Auch eine Neuwahl wäre theoretisch möglich, doch die Torys müssten zustimmen und würden wohl eine krachende Niederlage kassieren. Ewig aber werden sie sich vielleicht nicht verwehren können. Für Truss bleiben derzeit zwei Optionen: ein Rücktritt aus eigenem Antrieb oder die Krise aussitzen. Dass das möglich ist, darüber zweifeln allerdings die meisten politischen Beobachterinnen und Beobachter. Zu viel Vertrauen sei verloren gegangen.

Schiff im Sinken

Die Regierung sei ein „Schiff, bei dem bereits Teile abgebrochen und gesunken sind, und bei dem die Navigationsausrüstung – die eigentliche Richtung und der Zweck dieser Regierung – herausgerissen und ins Meer geworfen wurde“, so ein Kommentar der BBC. Viele Besatzungsmitglieder hätten ein Auge auf die Rettungsboote geworfen, „und es ist ziemlich sicher, dass das Ganze bald genug untergeht“.

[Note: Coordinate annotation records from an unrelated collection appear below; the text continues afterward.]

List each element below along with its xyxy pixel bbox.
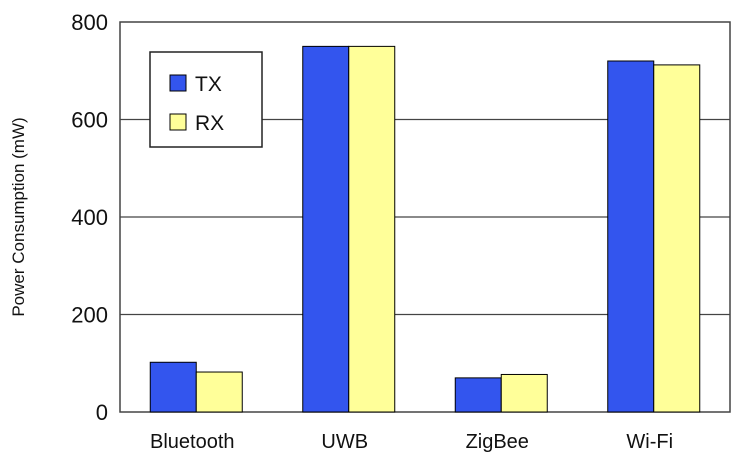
- legend-swatch-tx: [169, 74, 187, 92]
- bar-tx-uwb: [302, 45, 350, 413]
- legend: TX RX: [149, 51, 263, 148]
- x-axis-categories: Bluetooth UWB ZigBee Wi-Fi: [150, 431, 673, 453]
- bar-rx-wi-fi: [653, 64, 701, 413]
- legend-label-rx: RX: [195, 112, 224, 135]
- y-tick-label: 0: [96, 400, 108, 425]
- bars: [149, 45, 701, 413]
- bar-tx-wi-fi: [607, 60, 655, 413]
- y-tick-label: 600: [71, 108, 108, 133]
- bar-tx-zigbee: [454, 377, 502, 413]
- legend-box: [149, 51, 263, 148]
- y-axis-ticks: 0 200 400 600 800: [71, 10, 108, 425]
- x-category-label: Wi-Fi: [626, 431, 673, 453]
- y-tick-label: 400: [71, 205, 108, 230]
- legend-label-tx: TX: [195, 73, 222, 96]
- bar-rx-bluetooth: [195, 371, 243, 413]
- y-tick-label: 200: [71, 303, 108, 328]
- x-category-label: ZigBee: [466, 431, 529, 453]
- y-tick-label: 800: [71, 10, 108, 35]
- bar-tx-bluetooth: [149, 361, 197, 413]
- legend-swatch-rx: [169, 113, 187, 131]
- bar-rx-zigbee: [500, 373, 548, 413]
- x-category-label: Bluetooth: [150, 431, 235, 453]
- bar-rx-uwb: [348, 45, 396, 413]
- y-axis-title: Power Consumption (mW): [9, 117, 28, 316]
- x-category-label: UWB: [321, 431, 368, 453]
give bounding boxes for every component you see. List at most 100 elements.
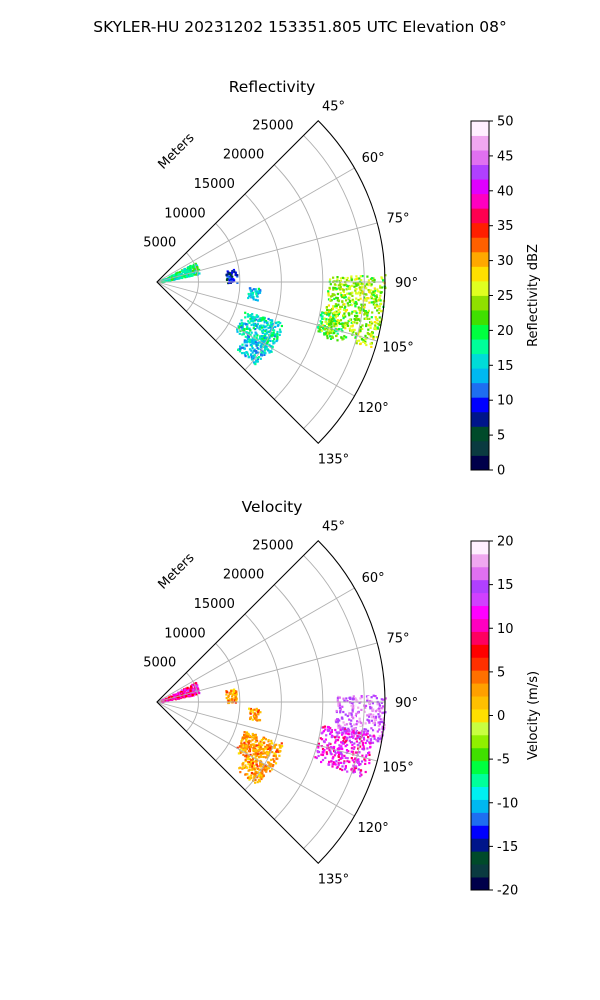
echo-gate bbox=[362, 745, 365, 748]
echo-gate bbox=[357, 747, 360, 750]
echo-gate bbox=[363, 303, 366, 306]
echo-gate bbox=[252, 753, 255, 756]
azimuth-spoke bbox=[156, 281, 378, 342]
echo-gate bbox=[324, 738, 327, 741]
echo-gate bbox=[240, 324, 243, 327]
colorbar-swatch bbox=[471, 411, 489, 427]
echo-gate bbox=[252, 319, 255, 322]
echo-gate bbox=[361, 327, 364, 330]
echo-gate bbox=[250, 769, 253, 772]
azimuth-spoke bbox=[156, 642, 378, 703]
echo-gate bbox=[243, 353, 247, 356]
echo-gate bbox=[341, 765, 344, 768]
echo-gate bbox=[354, 289, 357, 292]
echo-gate bbox=[365, 733, 368, 736]
echo-gate bbox=[356, 761, 359, 765]
echo-gate bbox=[255, 754, 258, 757]
echo-gate bbox=[191, 689, 194, 692]
echo-gate bbox=[355, 311, 358, 314]
echo-gate bbox=[321, 747, 325, 751]
echo-gate bbox=[252, 288, 255, 291]
echo-gate bbox=[324, 332, 327, 335]
echo-gate bbox=[260, 738, 263, 742]
echo-gate bbox=[343, 735, 347, 738]
echo-gate bbox=[260, 319, 263, 322]
echo-gate bbox=[317, 754, 320, 758]
azimuth-tick-label: 60° bbox=[362, 151, 385, 166]
echo-gate bbox=[330, 325, 333, 328]
azimuth-tick-label: 120° bbox=[357, 821, 388, 836]
echo-gate bbox=[235, 699, 238, 702]
colorbar-swatch bbox=[471, 135, 489, 151]
echo-gate bbox=[360, 303, 363, 306]
echo-gate bbox=[188, 690, 191, 693]
echo-gate bbox=[378, 704, 381, 707]
echo-gate bbox=[350, 719, 353, 722]
echo-gate bbox=[269, 339, 272, 342]
echo-gate bbox=[234, 273, 237, 276]
echo-gate bbox=[327, 726, 331, 729]
colorbar-swatch bbox=[471, 657, 489, 671]
echo-gate bbox=[261, 326, 264, 329]
echo-gate bbox=[277, 321, 280, 324]
echo-gate bbox=[266, 752, 269, 755]
echo-gate bbox=[254, 288, 257, 291]
echo-gate bbox=[264, 747, 267, 750]
echo-gate bbox=[249, 287, 252, 290]
echo-gate bbox=[276, 337, 279, 340]
echo-gate bbox=[330, 734, 334, 737]
echo-gate bbox=[256, 299, 259, 302]
echo-gate bbox=[332, 276, 335, 279]
echo-gate bbox=[328, 763, 331, 766]
echo-gate bbox=[240, 740, 243, 743]
echo-gate bbox=[256, 323, 259, 326]
echo-gate bbox=[245, 751, 248, 754]
echo-gate bbox=[196, 686, 199, 689]
echo-gate bbox=[249, 746, 253, 749]
echo-gate bbox=[329, 315, 332, 318]
echo-gate bbox=[369, 324, 372, 327]
echo-gate bbox=[339, 280, 342, 283]
echo-gate bbox=[257, 287, 260, 290]
echo-gate bbox=[372, 694, 375, 697]
echo-gate bbox=[364, 334, 367, 337]
echo-gate bbox=[364, 762, 367, 765]
echo-gate bbox=[229, 273, 232, 276]
echo-gate bbox=[375, 300, 378, 303]
echo-gate bbox=[336, 339, 339, 342]
echo-gate bbox=[264, 338, 267, 341]
echo-gate bbox=[344, 310, 347, 313]
echo-gate bbox=[341, 754, 344, 757]
echo-gate bbox=[379, 286, 382, 289]
echo-gate bbox=[372, 708, 375, 711]
echo-gate bbox=[368, 721, 371, 724]
echo-gate bbox=[348, 712, 351, 715]
echo-gate bbox=[356, 292, 359, 295]
echo-gate bbox=[331, 757, 334, 760]
echo-gate bbox=[353, 770, 356, 773]
echo-gate bbox=[248, 758, 251, 761]
echo-gate bbox=[331, 765, 334, 768]
echo-gate bbox=[350, 275, 353, 278]
echo-gate bbox=[353, 310, 356, 313]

Truss entschuldigt sich für „Fehler“

Wie Truss weiterverfahren will, bleibt abzuwarten. Montagabend hat sie sich jedenfalls für „Fehler“ im Zusammenhang mit ihren Steuerplänen entschuldigt. „Ich möchte mich meiner Verantwortung stellen und mich für die Fehler, die gemacht wurden, entschuldigen“, sagte sie in einem Interview mit der BBC. Die Regierung sei bei den geplanten Reformen „zu schnell zu weit gegangen“.

Truss entschuldigt sich für „Fehler“

Die britische Premierministerin Liz Truss hat sich für „Fehler“ im Zusammenhang mit ihren Steuerplänen entschuldigt. „Ich möchte mich meiner Verantwortung stellen und mich für die Fehler, die gemacht wurden, entschuldigen“, sagte sie in einem Interview mit der BBC. Die Regierung sei bei den geplanten Reformen „zu schnell zu weit gegangen“.

Rücktrittsforderungen erteilte Truss eine Absage. „Ich werde auf meinem Posten bleiben, um meine Verpflichtungen im nationalen Interesse zu erfüllen“, sagte sie. Spätestens am Mittwoch muss sie sich den Fragen der Abgeordneten stellen.